Mohamed ElBaradei, director general of the International Atomic Energy Agency, also cited Western intelligence assessments that Iran may be only four years away from having the capacity to produce such weapons. But he stressed that his agency’s inspectors had turned up no firm evidence of such intentions.
Still, he indicated there are some in Tehran who favored developing such arms.

“A preventive strike would be catastrophic,” ElBaradei said at a panel discussion at the World Economic Forum, adding it would only “strengthen the hand of those who say ‘let us develop a weapon.”
While ElBaradei did not name any nation, his comments were clearly directed at Israel and the United States, which have both suggested a strike on Tehran’s nuclear facilities was not off the table unless the Islamic republic ended its nuclear defiance.

In a clear warning of such possible intentions, Israeli Prime Minister Ehud Olmert said Wednesday his country — believed now to be the only nuclear-armed state in the Middle East — will respond to the threat posed by Iran’s nuclear ambitions “with all the means at our disposal.”
It also came as the United States beefed up its naval presence in the Gulf, sending a second U.S. aircraft carrier group there to signal Iran it will not tolerate any attempts to dominate the region.

The U.N. Security Council imposed sanctions on Iran last month for defying demands to freeze uranium enrichment. Tehran says it wants to perfect the process to generate electricity, but its other use — creating the fissile core of nuclear weapons — has fed international concerns about Iran’s true intentions.

Instead of compromise, Iran has ramped up the rhetoric and its nuclear activity.

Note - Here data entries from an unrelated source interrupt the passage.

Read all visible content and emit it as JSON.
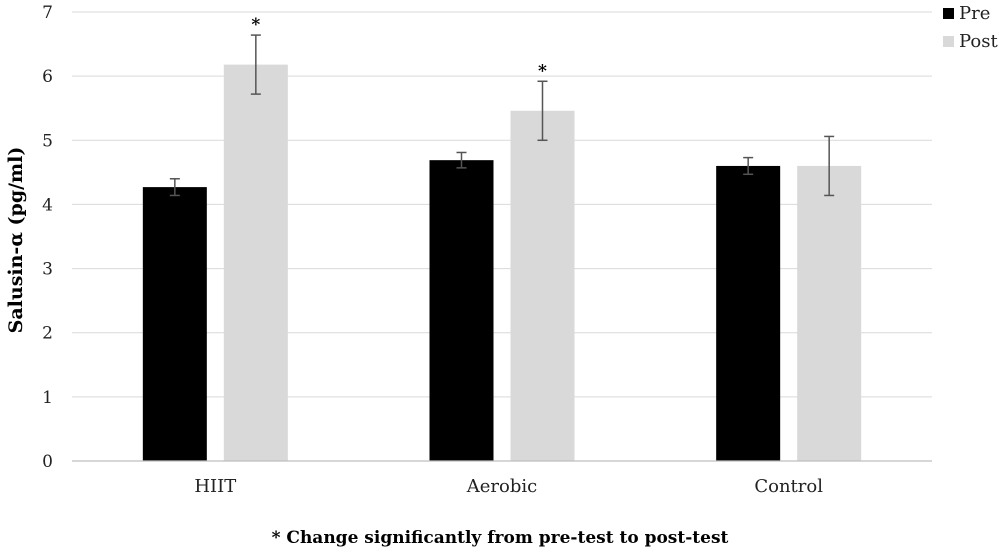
{
  "chart_data": {
    "type": "bar",
    "title": "",
    "xlabel": "",
    "ylabel": "Salusin-α (pg/ml)",
    "ylim": [
      0,
      7
    ],
    "yticks": [
      0,
      1,
      2,
      3,
      4,
      5,
      6,
      7
    ],
    "grid": true,
    "legend_position": "top-right",
    "categories": [
      "HIIT",
      "Aerobic",
      "Control"
    ],
    "series": [
      {
        "name": "Pre",
        "color": "#000000",
        "values": [
          4.27,
          4.69,
          4.6
        ],
        "errors": [
          0.13,
          0.12,
          0.13
        ]
      },
      {
        "name": "Post",
        "color": "#d9d9d9",
        "values": [
          6.18,
          5.46,
          4.6
        ],
        "errors": [
          0.46,
          0.46,
          0.46
        ]
      }
    ],
    "annotations": [
      {
        "category": "HIIT",
        "series": "Post",
        "text": "*"
      },
      {
        "category": "Aerobic",
        "series": "Post",
        "text": "*"
      }
    ],
    "footnote": "* Change significantly from pre-test to post-test"
  }
}
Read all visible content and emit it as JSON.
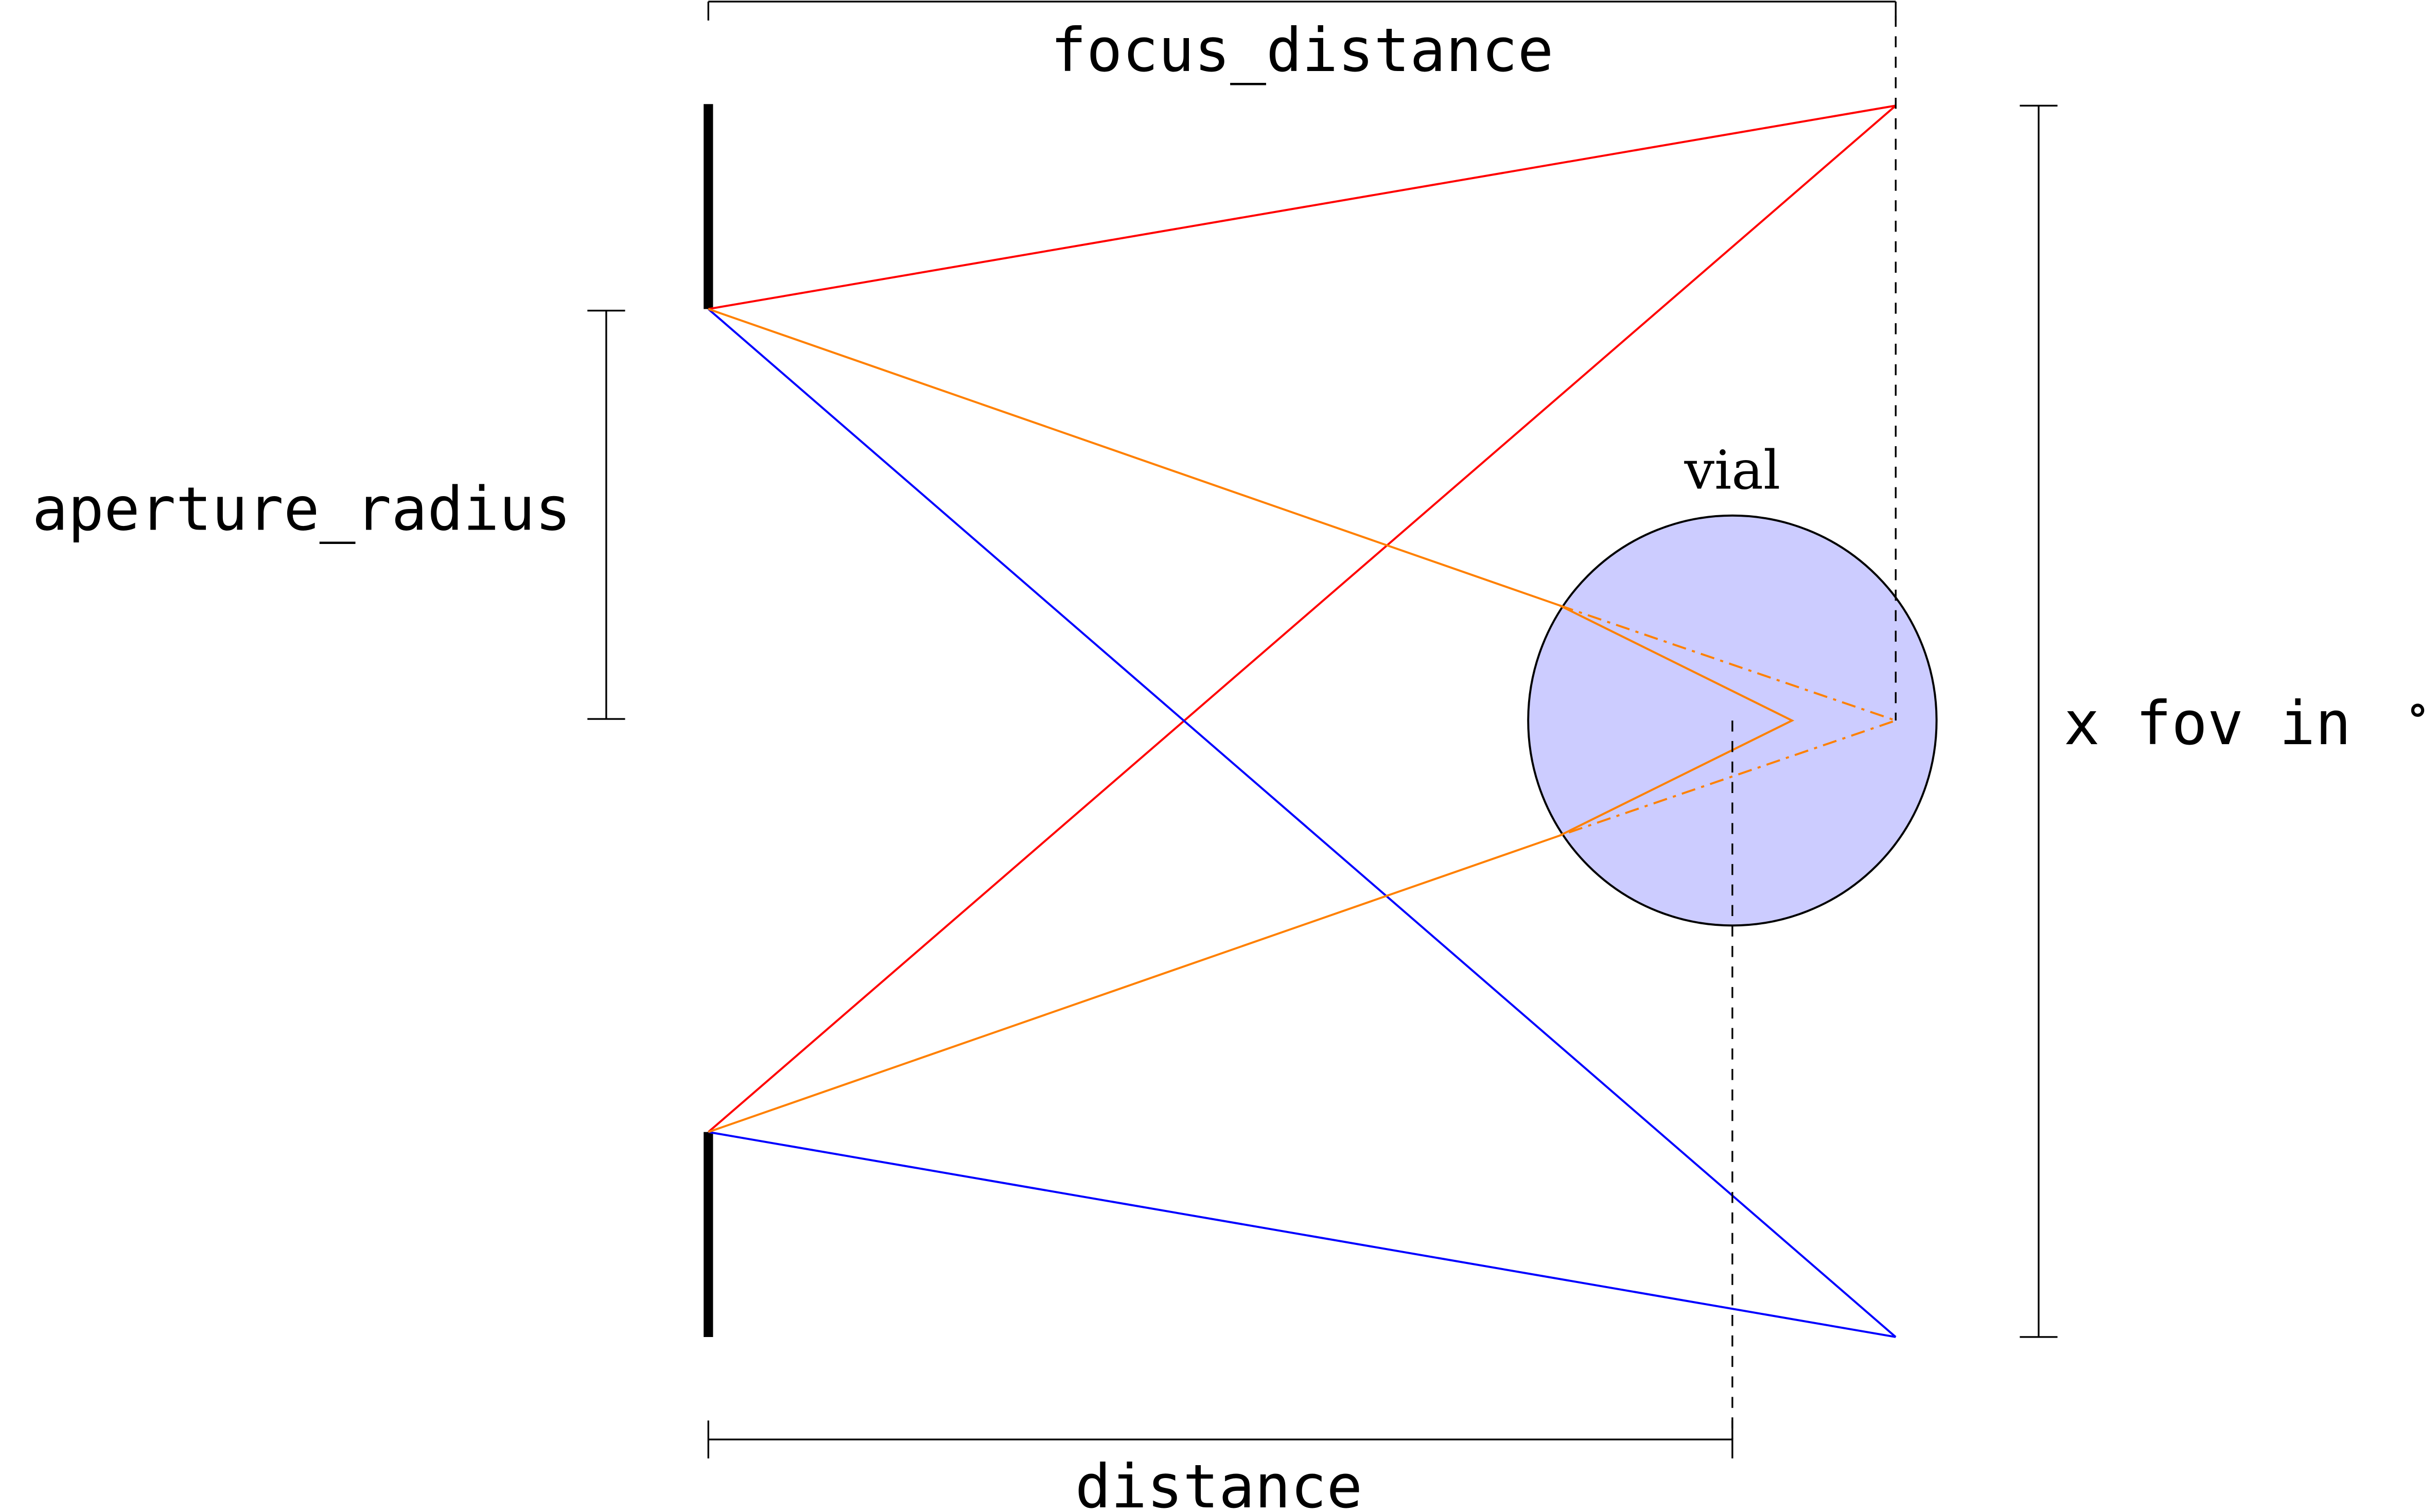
{
  "labels": {
    "focus_distance": "focus_distance",
    "aperture_radius": "aperture_radius",
    "fov": "x fov in",
    "degree": "∘",
    "distance": "distance",
    "vial": "vial"
  },
  "colors": {
    "red_ray": "#ff0000",
    "orange_ray": "#ff8000",
    "blue_ray": "#0000ff",
    "vial_fill": "#ccccff",
    "line": "#000000"
  }
}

Iranian President Mahmoud Ahmadinejad said Tuesday that Washington was incapable of inflicting “serious damage” on his country. And U.N. officials told the Associated Press last week that Iran was ready to start assembling thousands of centrifuges to enrich uranium after finishing work on an underground facility housing such machines.

Even if Tehran proves successful in installing 3,000 centrifuges — in the first stage of what it says will be a network of more than 50,000 such machines — experts estimate it would take several years for all of them to be running smoothly. Once that happens, Tehran could produce two bombs a year.

“They have the knowledge, sure they have the knowledge,” said ElBaradei of Iran’s nuclear program — which has been under IAEA investigation for more than four years. “Are you going to bomb the knowledge?”

ElBaradei indicated he was not against U.N.-sanctioned force against world renegades as a last option. But “in the case of Iran, we are absolutely far away from it.”

Talks, first between Tehran and European powers Britain, France and Germany and then the five Security Council permanent members and Germany have failed over more than two years to persuade the Islamic republic to shelve enrichment plans and led to the U.N. sanctions.

But ElBaradei said new negotiations — this time involving not only the great powers but all countries in the region — were the best way to reach compromise. And the “U.S. has to be engaged,” he said, in indirect criticism of America’s refusal up to now to hold one-on-one talks with Iran.